Le duo Bryan Singer/John Ottman triomphe sur l’énorme succès de « Superman Returns » en 2006. Malgré son manque de formation musicale, Ottman tente de succéder aux thèmes mythiques de John Williams et livre une vaste composition symphonique épique pour le film, souvent considérée comme l’un des opus clé du musicien. Dès lors, les studios réalisent qu’Ottman peut aussi composer pour des films de super-héros et n’est pas qu’un spécialiste des films d’épouvante à suspense. En 2007, il signe la musique de « Fantastic Four : Rise of the Silver Surfer » et retrouve Singer sur le thriller historique « Valkyrie » avec Tom Cruise en 2008. Il collabore pour la seconde fois à un film de Jaume Collet-Serra sur « Orphan » en 2009 et signe sa première musique pour un film d’animation avec « Astro Boy », où il livre un score orchestral classique de grande qualité. L’année 2010 est peu conséquente pour Ottman en dehors de son score quelconque pour « The Losers ». Idem pour 2011 où il retrouve Collet-Serra sur le thriller « Unknown » avec Liam Neeson, musique co-écrite avec Alexander Rudd. En 2013, Ottman parvient néanmoins à signer l’une des partitions les plus ambitieuses de toute sa carrière et l’une des plus abouties : « Jack the Giant Slayer », de très loin sa meilleure partition pour un film de Bryan Singer. Le duo se trouve l’année d’après sur « X-Men : Days of Future Past ». Le film est plutôt bien reçu mais la musique d’Ottman est une vraie douche froide, surtout après le triomphe musical de « Jack the Giant Slayer ».

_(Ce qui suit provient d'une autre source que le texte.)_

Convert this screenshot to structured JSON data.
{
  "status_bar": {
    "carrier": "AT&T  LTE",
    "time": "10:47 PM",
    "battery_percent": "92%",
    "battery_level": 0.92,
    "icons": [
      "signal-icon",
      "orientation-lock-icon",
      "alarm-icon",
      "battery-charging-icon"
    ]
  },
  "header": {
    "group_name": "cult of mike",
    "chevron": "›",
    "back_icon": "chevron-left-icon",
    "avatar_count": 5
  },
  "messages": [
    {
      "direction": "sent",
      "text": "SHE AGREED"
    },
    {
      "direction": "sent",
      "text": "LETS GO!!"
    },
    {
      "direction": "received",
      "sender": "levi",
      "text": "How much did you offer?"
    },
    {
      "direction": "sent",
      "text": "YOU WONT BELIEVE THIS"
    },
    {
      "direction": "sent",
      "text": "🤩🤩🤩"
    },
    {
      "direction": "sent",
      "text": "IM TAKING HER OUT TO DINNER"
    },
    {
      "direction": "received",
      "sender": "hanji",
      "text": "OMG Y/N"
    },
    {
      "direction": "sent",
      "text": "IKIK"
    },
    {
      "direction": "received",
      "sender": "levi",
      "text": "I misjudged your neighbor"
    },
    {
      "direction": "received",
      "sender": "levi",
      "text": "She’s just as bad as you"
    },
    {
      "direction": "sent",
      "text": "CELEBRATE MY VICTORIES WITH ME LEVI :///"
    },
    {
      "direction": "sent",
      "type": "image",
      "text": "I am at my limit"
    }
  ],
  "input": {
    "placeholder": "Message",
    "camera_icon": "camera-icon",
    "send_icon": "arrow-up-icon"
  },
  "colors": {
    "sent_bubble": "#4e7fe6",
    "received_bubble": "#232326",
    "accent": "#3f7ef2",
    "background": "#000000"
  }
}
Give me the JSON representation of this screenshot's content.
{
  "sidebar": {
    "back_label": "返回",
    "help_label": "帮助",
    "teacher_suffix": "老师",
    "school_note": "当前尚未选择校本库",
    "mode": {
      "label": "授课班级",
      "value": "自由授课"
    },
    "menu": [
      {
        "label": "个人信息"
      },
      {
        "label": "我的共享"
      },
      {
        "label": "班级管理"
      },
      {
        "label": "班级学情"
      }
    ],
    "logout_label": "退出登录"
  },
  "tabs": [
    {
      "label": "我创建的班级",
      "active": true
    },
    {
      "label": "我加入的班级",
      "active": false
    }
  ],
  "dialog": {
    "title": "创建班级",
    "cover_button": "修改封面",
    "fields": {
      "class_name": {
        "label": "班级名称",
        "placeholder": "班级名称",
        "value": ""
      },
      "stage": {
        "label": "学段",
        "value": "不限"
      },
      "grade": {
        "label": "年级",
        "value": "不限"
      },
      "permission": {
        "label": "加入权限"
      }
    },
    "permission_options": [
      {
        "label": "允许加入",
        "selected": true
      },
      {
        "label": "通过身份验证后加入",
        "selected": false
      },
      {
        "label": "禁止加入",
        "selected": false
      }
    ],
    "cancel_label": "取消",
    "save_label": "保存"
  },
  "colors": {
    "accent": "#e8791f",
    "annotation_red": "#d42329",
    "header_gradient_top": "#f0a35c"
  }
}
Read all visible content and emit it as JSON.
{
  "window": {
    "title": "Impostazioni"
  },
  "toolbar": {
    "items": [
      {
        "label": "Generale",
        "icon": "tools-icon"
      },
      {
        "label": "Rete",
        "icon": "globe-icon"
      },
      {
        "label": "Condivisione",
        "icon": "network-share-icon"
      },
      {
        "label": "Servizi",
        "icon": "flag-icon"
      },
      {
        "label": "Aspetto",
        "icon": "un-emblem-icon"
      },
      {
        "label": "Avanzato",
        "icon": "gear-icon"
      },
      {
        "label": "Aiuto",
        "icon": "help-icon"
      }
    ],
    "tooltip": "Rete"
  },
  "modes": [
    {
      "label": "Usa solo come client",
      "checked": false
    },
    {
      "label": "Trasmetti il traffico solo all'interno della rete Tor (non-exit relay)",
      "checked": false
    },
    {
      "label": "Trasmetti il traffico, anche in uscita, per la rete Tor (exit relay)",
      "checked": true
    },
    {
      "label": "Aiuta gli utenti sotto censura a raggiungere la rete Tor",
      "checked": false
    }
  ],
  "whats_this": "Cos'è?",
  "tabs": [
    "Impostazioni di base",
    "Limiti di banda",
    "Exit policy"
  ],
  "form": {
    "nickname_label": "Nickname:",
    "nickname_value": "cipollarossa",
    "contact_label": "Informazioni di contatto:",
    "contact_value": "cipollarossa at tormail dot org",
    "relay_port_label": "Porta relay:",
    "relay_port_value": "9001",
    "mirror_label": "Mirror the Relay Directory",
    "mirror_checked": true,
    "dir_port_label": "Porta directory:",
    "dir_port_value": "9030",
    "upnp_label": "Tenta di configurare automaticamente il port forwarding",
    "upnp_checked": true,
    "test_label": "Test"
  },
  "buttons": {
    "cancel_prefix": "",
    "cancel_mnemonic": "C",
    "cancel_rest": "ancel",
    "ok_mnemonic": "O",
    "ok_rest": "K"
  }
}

En 2016, il retrouve Shane Black sur « The Nice Guys » et Singer sur un autre film X-Men : « Apocalypse », pour lequel le compositeur compose un autre score riche, ample et ambitieux, qui parvient à faire oublier l’échec de « Days of Future Past ». On remarque ainsi que la carrière de John Ottman est plutôt inégale en terme de qualité, et ce depuis ses débuts dans les années 90. Le compositeur, qui s’est formé sur le tas au fil des années, a su profiter de son expérience en tant que monteur/réalisateur pour évoluer à Hollywood et signer quelques partitions-clé de l’époque. Il reste le musicien attitré de son fidèle complice Bryan Singer et semble avoir plus d’une corde à son arc, puisqu’il se diversifie depuis quelques années et parvient maintenant à travailler sur des projets plus variés et pas seulement des thrillers ou des films d’épouvante.